The Double by Ann Gosslin

The Double by Ann Gosslin

Author:Ann Gosslin [Gosslin, Ann]
Language: eng
Format: epub
Publisher: Legend Press


32

Paris, France

November 1968

From the opposite side of the street, he studies the five-storey limestone building that matches the address a lady at the housing office scribbled on a piece of paper. He’s been trying to move out of his student digs for weeks and this looks like as good a place as any. When he saw the notice of a room for rent tacked to a corkboard, his spirits lifted. Not only is he paying far too much for his tiny quarters in student housing, a cloud of depression hangs over him like a fog every time he enters the windowless room, no bigger than a monk’s cell. At times he thinks he might die in there. His body rotting for months before being discovered.

This neighbourhood, on the other side of the Jardin du Luxembourg, is one of his favourite haunts. A new start after a rocky beginning. In the mornings, he could take the Métro to Odéon to attend his lectures and then walk back through the avenues of towering lindens and chestnut trees in the park, stripped of their leaves with the approach of winter, but in the spring, in dappled sunshine, it would be a delight to stroll beneath the rustling boughs.
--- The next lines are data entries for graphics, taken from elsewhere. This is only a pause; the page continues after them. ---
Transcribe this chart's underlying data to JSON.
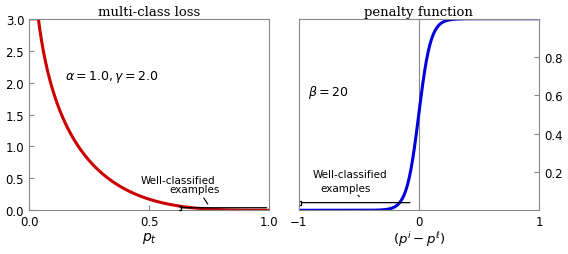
{
  "left_title": "multi-class loss",
  "right_title": "penalty function",
  "left_xlabel": "$p_t$",
  "right_xlabel": "$(p^i - p^{\\ell})$",
  "left_xlim": [
    0,
    1
  ],
  "left_ylim": [
    0,
    3.0
  ],
  "right_xlim": [
    -1,
    1
  ],
  "right_ylim": [
    0.0,
    1.0
  ],
  "left_yticks": [
    0,
    0.5,
    1.0,
    1.5,
    2.0,
    2.5,
    3.0
  ],
  "left_xticks": [
    0,
    0.5,
    1.0
  ],
  "right_xticks": [
    -1,
    0,
    1
  ],
  "right_yticks": [
    0.2,
    0.4,
    0.6,
    0.8
  ],
  "left_annotation": "$\\alpha = 1.0, \\gamma = 2.0$",
  "right_annotation": "$\\beta = 20$",
  "left_curve_color": "#cc0000",
  "right_curve_color": "#0000dd",
  "alpha": 1.0,
  "gamma": 2.0,
  "beta": 20,
  "axis_color": "#888888",
  "bg_color": "#ffffff",
  "spine_color": "#888888"
}
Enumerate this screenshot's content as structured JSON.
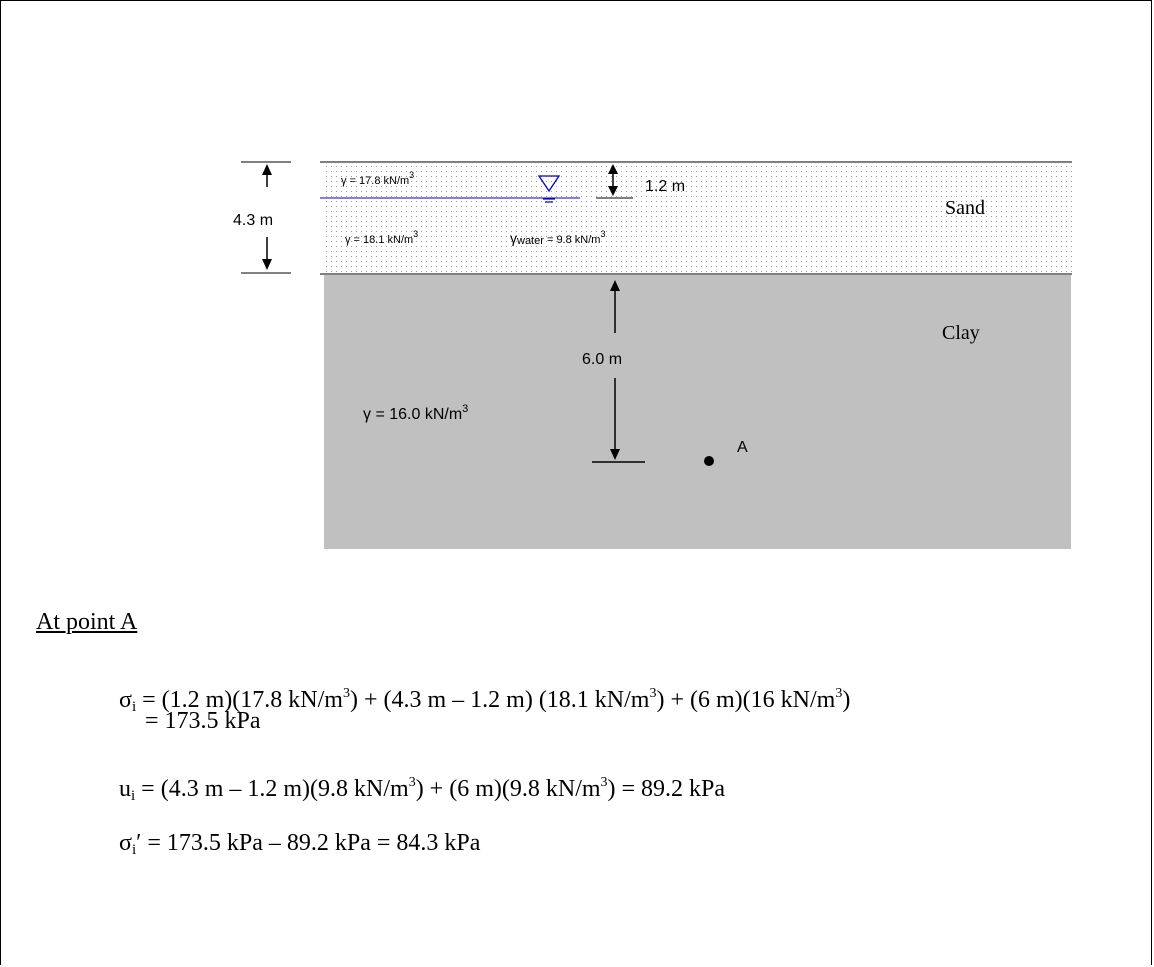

He rings the bell and waits on the pavement until he is buzzed in. A woman with a tarnished brooch pinned to the lace collar of her black dress stands in the doorway of the anteroom. When he shows her the paper from the Sorbonne housing office, she gives him a suspicious look, but allows him to proceed to the back stairs, craning her neck to observe him as he makes his way to the second floor.

Before he can knock, the door swings open and a woman in a dark green dress and flowered apron greets him with a smile. ‘Are you the boy from the Sorbonne, the one looking for a room?’ He nods, and she beckons him inside. ‘It’s at the back of the flat.’ She leads him through the front room where two girls are bent over their schoolbooks. Another, older girl is in the kitchen, stirring something in a pot with a long-handled spoon. ‘These are three of my daughters,’ the woman says, nodding at the girls. ‘My two youngest daughters are very studious.’ She smiles. ‘Always with their noses in a book.’

He follows her down a narrow hallway that leads to the back of the flat. The room is modest in size, with a single bed and small chest of drawers. But it’s the window that catches his attention. An amber light slants through the glass, and he steps closer to see that it looks over a courtyard. The branches of two lindens, with soft gold leaves going brown at the edges, almost touch the glass. It will be nice to wake to the sound of birds. He tells the woman it’s perfect and that he can move in straight away. As they discuss the particulars, the slamming of a door is followed by someone clomping into the flat.